Open-Air-Altar ist besondere Attraktion Geistige Stärkung für unterwegs am Altar in Beeden

Beeden · Die hintere Kirchhofstraße in Beeden ist auch in Zeiten der Corona-Pandemie hoch frequentiert. Die einen besuchen ihre Verstorbenen auf dem Friedhof und wässern in Zeiten der Trockenheit die Pflanzen auf den Gräbern.

 Ingeborg und Dieter Oberkircher an ihrem Hofaltar in Beeden.

Ingeborg und Dieter Oberkircher an ihrem Hofaltar in Beeden.

Foto: Cordula von Waldow

Die anderen erholen und stärken sich auf dem dort beginnenden Bliesgau-Rad- und Wanderweg in Mutter Natur. Sie alle jedoch passieren das Haus der Familie Oberkircher in der Kirchhofstraße 19.

Seit im Rahmen der Corona-Schutzmaßnahmen das Sozialleben zurückgefahren, die Gottesdienste verboten wurden, sorgt das Ehepaar Ingeborg und Dieter Oberkircher in seiner Hofeinfahrt, gegenüber dem Kirchhof, für ein christliches Erlebnis und das Gefühl des „Umsorgt-Seins“. Jeden Sonntag von 9 bis 21 Uhr ist dort ein „Altar“ aufgebaut. Der liebevoll geschmückte Tisch mit dem von der roten Herzchenkette umrankten Kreuz vermittelt jede Woche den Inhalt der Tagespredigt aus der Perikopen-Ordnung. Christliche, nachdenkliche Texte, Psalmen, Gedichte, die die pensionierte Deutsch- und Religionslehrerin im Zweibrücker Hofenfels-Gymnasium als erfahrene Predigerin verfasst hat, sollen dabei die Herzen der Passanten berühren. Viele bleiben stehen, verinnerlichen die Texte und greifen gerne zu den kleinen Geschenken, die Ingeborg Oberkircher jede Woche dazu legt. Am Palmsonntag waren es Muscheln, die das mittlerweile betagte Ehepaar bei seinem Nordseeurlaub in Sankt Peter-Ording persönlich bei zahlreichen Strandgängen gesammelt und seitdem aufbewahrt hat. Zu Ostern warteten Teelichter darauf, das (individuelle) Licht in die Welt zu tragen. Eine Woche später erinnerten ebenfalls selbst gesammelte Walnüsse daran, dass wir alle mit Corona die eine oder andere harte Nuss zu knacken haben. Rund 30 der kleinen Geschenke haben bis zum Abend die Besitzer gewechselt. Ein Zeichen dafür, dass der „Corona-Altar“ gut angenommen wird. Nur eine persönliche Begegnung wäre noch schöner. Doch das rührige Ehepaar freut sich, auf diese Art die frohe Botschaft zu verkünden und die aktuelle Zeit der Einschränkungen und Einsamkeit für viele zu erleichtern, wie es erzählt. Handgeschriebene Tages-Psalmen und Gedanken dazu zeugen von ebenso großem Engagement, wie liebevoll bepflanzte Schalen, Schafe und Hirte, wie die zuckerfreien Kräuterbonbons als „Erquickung auf grüner Au“ für den Sonntag. Diese Wochenende, zu Jubilate, geht es um die Schöpfung. Der Jubel wird sich, neben Blumen und anderen Zeugnissen von Gottes herrlichem Wirken auf der Erde, auch in Form von einem Lied-Notenblatt widerspiegeln.

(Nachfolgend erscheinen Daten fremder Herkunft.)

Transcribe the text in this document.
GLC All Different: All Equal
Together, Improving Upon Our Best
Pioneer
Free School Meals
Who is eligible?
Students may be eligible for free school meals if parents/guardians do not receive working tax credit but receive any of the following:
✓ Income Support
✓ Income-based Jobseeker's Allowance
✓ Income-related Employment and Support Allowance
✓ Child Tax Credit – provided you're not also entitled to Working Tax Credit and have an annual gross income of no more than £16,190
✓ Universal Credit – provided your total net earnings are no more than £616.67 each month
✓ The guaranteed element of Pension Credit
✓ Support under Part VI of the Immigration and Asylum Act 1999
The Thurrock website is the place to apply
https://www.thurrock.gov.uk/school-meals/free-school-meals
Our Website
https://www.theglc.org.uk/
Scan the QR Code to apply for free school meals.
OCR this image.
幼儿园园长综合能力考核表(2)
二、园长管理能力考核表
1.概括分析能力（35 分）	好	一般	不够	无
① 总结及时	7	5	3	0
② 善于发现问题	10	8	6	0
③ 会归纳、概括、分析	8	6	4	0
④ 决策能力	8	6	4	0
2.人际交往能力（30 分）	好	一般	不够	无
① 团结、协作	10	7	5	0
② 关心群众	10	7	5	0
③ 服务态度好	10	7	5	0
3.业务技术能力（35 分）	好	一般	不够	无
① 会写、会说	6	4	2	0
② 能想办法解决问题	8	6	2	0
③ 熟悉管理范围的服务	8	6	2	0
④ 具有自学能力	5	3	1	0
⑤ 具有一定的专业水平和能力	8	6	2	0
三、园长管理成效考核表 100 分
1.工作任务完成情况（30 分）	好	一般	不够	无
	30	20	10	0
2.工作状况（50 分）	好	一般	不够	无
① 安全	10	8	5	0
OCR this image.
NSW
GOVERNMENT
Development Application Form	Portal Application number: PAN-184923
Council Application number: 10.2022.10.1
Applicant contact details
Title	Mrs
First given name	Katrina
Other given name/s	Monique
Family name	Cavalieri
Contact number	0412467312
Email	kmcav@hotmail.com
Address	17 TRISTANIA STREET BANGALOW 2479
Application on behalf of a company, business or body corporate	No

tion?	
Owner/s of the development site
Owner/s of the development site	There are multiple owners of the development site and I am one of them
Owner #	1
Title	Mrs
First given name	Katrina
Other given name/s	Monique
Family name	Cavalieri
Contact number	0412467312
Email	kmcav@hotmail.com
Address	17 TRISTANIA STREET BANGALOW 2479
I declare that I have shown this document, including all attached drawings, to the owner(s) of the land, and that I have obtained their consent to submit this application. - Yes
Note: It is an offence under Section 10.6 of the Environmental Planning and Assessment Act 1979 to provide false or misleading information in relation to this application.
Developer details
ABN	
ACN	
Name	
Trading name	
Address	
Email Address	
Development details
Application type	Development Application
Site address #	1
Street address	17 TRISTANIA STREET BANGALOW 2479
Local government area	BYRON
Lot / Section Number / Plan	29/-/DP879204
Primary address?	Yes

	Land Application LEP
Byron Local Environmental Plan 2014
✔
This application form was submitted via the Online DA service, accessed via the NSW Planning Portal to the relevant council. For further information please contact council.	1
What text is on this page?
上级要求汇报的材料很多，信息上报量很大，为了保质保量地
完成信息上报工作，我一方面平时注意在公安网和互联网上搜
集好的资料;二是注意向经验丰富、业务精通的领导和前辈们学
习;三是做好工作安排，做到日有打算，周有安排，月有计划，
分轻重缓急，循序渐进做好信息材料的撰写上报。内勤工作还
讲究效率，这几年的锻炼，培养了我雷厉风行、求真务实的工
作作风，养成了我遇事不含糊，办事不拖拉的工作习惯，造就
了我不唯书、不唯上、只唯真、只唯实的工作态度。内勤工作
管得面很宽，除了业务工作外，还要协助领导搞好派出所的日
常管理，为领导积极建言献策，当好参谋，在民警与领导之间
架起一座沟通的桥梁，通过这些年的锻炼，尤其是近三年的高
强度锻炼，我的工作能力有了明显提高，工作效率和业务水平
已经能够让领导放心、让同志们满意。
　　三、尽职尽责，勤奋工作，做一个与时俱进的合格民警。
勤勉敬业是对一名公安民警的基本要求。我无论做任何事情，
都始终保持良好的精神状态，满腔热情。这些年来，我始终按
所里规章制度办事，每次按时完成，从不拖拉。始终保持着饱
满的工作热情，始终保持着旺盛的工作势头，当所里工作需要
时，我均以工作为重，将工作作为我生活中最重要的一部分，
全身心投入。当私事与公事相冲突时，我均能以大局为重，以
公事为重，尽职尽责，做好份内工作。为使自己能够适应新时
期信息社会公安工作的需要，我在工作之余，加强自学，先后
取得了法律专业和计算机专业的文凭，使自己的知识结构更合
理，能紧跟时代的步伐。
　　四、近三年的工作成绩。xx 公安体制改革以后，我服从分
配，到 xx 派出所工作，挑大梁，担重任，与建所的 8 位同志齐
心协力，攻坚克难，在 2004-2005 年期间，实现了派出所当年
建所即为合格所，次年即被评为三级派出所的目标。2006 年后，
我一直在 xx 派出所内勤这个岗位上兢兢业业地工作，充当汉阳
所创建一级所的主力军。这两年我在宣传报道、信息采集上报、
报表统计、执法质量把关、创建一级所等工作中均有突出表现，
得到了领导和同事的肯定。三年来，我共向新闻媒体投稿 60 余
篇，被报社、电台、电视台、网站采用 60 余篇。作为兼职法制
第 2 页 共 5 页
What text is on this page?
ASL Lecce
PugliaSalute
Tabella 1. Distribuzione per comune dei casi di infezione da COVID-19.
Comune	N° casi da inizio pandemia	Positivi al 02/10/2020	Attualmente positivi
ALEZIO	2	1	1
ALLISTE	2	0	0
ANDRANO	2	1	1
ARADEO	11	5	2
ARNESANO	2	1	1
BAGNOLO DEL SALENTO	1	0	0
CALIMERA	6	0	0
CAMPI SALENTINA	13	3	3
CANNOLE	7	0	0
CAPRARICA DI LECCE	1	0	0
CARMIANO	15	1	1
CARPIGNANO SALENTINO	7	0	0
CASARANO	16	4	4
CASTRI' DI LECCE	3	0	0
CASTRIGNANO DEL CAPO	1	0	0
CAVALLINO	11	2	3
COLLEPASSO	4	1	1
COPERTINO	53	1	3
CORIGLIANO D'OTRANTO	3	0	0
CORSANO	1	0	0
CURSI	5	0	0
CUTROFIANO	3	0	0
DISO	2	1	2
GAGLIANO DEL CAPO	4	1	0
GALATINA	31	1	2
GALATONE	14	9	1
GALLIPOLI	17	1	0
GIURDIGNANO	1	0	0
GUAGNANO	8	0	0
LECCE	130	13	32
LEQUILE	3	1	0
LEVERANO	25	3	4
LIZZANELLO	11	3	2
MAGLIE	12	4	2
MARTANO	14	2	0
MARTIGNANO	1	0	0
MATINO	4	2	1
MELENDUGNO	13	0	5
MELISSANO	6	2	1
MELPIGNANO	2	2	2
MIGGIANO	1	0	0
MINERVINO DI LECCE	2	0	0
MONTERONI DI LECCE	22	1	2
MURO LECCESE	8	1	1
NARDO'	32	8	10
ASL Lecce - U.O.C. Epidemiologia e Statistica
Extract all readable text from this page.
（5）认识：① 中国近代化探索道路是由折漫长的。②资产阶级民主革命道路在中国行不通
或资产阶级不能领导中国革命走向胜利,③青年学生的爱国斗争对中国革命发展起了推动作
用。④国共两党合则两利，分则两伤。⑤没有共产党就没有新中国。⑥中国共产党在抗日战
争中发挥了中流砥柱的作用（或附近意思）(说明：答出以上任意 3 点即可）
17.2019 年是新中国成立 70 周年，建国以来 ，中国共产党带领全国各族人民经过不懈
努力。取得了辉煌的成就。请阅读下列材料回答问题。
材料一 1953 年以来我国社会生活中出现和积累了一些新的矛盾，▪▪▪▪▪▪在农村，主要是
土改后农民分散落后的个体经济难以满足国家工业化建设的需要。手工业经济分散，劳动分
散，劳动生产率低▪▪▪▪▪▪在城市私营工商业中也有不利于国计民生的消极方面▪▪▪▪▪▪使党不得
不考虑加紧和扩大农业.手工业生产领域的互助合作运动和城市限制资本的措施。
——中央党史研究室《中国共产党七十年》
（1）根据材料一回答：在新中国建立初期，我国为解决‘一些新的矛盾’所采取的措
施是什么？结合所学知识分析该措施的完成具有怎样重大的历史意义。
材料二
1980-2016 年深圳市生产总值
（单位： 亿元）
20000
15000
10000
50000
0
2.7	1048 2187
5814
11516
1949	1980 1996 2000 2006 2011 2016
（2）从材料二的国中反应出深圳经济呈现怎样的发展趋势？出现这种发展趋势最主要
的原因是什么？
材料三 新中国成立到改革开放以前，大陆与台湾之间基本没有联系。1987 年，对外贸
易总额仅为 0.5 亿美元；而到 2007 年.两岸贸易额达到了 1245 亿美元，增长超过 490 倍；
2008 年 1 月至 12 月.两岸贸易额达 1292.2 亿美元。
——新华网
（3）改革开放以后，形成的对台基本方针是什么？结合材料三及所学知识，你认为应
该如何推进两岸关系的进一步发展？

Zu den „Stammkunden“ gehört Andy Gruß. Mit seinem Mischlingshund Maurice kommt der Beeder täglich bei Oberkirchers vorbei, auf dem Weg zur „Gassi-Runde“ über den Bliestalweg und rund ums Biosphärenreservat. Wenngleich sich der Rentner nicht zu den treuen Kirchengängern zählt, liest er doch jeden Sonntag die „frohe Botschaft“ von Ingeborg Oberkircher. „Ich habe auch schon Walnüsse mitgenommen, und Muscheln“, berichtet er und greift lieber in dieses Körbchen, als zu den Bonbons. Bis wieder Gottesdienste stattfinden dürfen, wollen der ehemalige Zweibrücker Dekan und seine Frau das geistliche Angebot in der Hofeinfahrt aufrecht erhalten. „Die Leute kommen nacheinander vorbei, da gibt es keine Ansammlung“, wissen beide aus Erfahrung. Dafür Mut und Stärkung in dieser anspruchsvollen Zeit.

Der Altar der Familie Oberkircher ist zu finden in der Kirchhofstraße 19 im Homburger Stadtteil Beeden, und zwar an jedem Sonntag von 9  bis  21 Uhr, so auch an diesem Sonntag, 3. Mai.